I just finished a 200 hour Rampant playthrough yesterday (on my PC) so I love me some Factorio. But I can’t imagine how it plays with console controls. Is it decent?
No mans Sky is pretty good. My buddy and I teamed up and make a series of production facilities across a network of planets in order to provide enough materials to manufacture the most expensive items in the game.
There was no reason to do that considering how charitable people are, but we just did it anyway.
You can also grind for the best ships and gear and stuff, or build a base on a planet or on a space freighter.
I attempted to do that once. I got a couple hours into calculating exactly what all I needed before giving up. Especially after figuring out it's not even the best way to make money in the game. But I've also spent hours and hours designing and building bases just for fun, so I get it.
Yeah I couldn’t have done it alone. My friend did the calculation and I did the planet hunting. We’d team up to pinpoint optimal resource points and constructing their facilities. However, since he owned some facilities and I owned others, we could only access them all when we were both online. Also, only he had the recipe for some parts and I the others, so we had to do some passing back and forth to complete the process. We only ever did it once and realized we probably wouldn’t need to do it ever again with all the money we got out of it.
really enjoying halls of torment, vampire survivors, project zomboid, and persona 5 on the deck lately. And of course Palworld runs great, very grindy but i’ve been playing it mainly on desktop.
Gunfire Reborn, Hades, Vampire Survivor, Cyberpunk 2077, Carrion, Slime Rancher 1 & 2, Stardew Valley, Warframe, Death Stranding, Wreckfest, Orcs Must Die 3, Castle Crashers, ARK: Survival Evolved, and Dead Cells are all over the map genre wise but all have grindy elements that may or may not vibe with you.
Factorio is indeed a great choice. Whenever you're ready for more Monster Hunter, Risse+Sunbreak is also amazing (playing it now myself). ARPGs like Grim dawn and Chronicon also give plenty of playtime if they're your style.
Path of Exile has a lot of good grind to it. Every league added mechanics, and a bunch of them went core over the years. Also, if you haven't hit the Guiding Lands in MHW, the grind gets real there.
Warframe. I played it for 1400 hours, and I can attest that it is grindy.
But it's still fun, and there's a lot of content for a F2P game. You can even earn the premium currency by grinding (and a few events throughout the year). It's Deck Verified, too!
Seconded. Let's not bring up playtimes and make anyone feel any sort of way but with over a decade of development, there will be something you can do. You can fish, you can hunt, you can ride a hoverboard, you can dance. Most of those things are just Open world things, but Warframe also has standard randomized tileset missions where premade tiles are laid out by way of some algorithm to make every mission unique while being built out of pieces you can become incredibly familiar with.
Beyond this, now that Cross Play and more importantly, cross save/progression is active you will have so many sweaty vets willing to help you on your platform (the Deck) and from other platforms like switch, PS4/5, and Xbone/Series.
If anyone feels interested in this game, definitely dip your toes and just take it slow. No need to rush things since you can always just take a break and try something else while things are building.

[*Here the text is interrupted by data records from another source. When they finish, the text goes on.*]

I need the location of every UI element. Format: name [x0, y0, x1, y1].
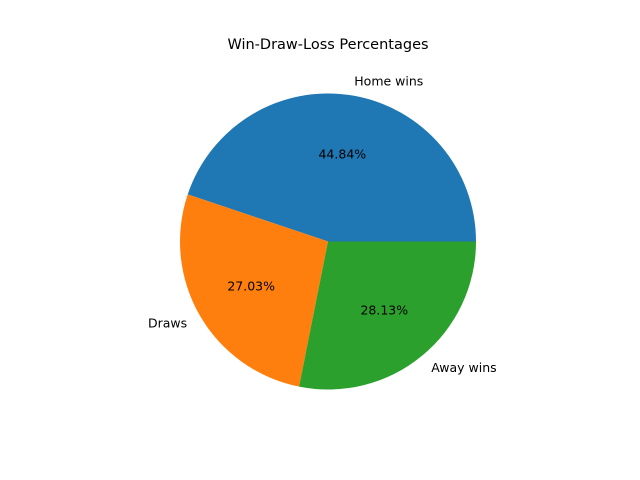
pct-label-draws: 27.03%	[227, 279, 275, 294]
slice-label-away-wins: Away wins	[431, 360, 496, 375]
slice-label-home-wins: Home wins	[354, 73, 423, 88]
pie-slice-draws	[179, 194, 328, 387]
chart-title: Win-Draw-Loss Percentages	[227, 37, 428, 53]
pie-slice-home-wins	[187, 93, 476, 242]
pie-slices	[179, 93, 476, 390]
pie-slice-away-wins	[299, 241, 476, 390]
pct-label-away-wins: 28.13%	[360, 303, 408, 318]
pie-labels: Home wins 44.84% Draws 27.03% Away wins 28.13…	[148, 73, 497, 375]
pct-label-home-wins: 44.84%	[318, 146, 366, 161]
slice-label-draws: Draws	[148, 316, 187, 331]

If you're fine with any genre, I've found Survivorlikes to be a good bit of time killing fun on the Deck. Vampire Survivor is the obvious choice, but Halls of Torment is a much more polished interpretation with the look and feel of classic dungeon crawlers like Diablo.
How do you define grind? I went from zero to sixty hours in Rimworld in the span of a few weeks and IMO it plays quite well on the deck (not perfect, but surprisingly well for a traditionally M&K PC game).
This is my first one and I'm really appreciating how different it feels from something like Pokemon. There's so much room for making interesting party strats
I got Ys I & II origins for deck, along with Oath and maybe Memories (III and IV) back in the holiday sale to get myself into that series. I’m somewhere in the middle of II, possibly near the end, but I find the world so endearing and the bump system fun in a weird, arcadey way. 1 was super short, and the boss fights aren’t always fun for me because I don’t like bullet-hell stuff, but I can see myself riding it through.
I got curious because did the same with the trails games (currently finishing up Cold Steel II) and haven’t been able to put it down.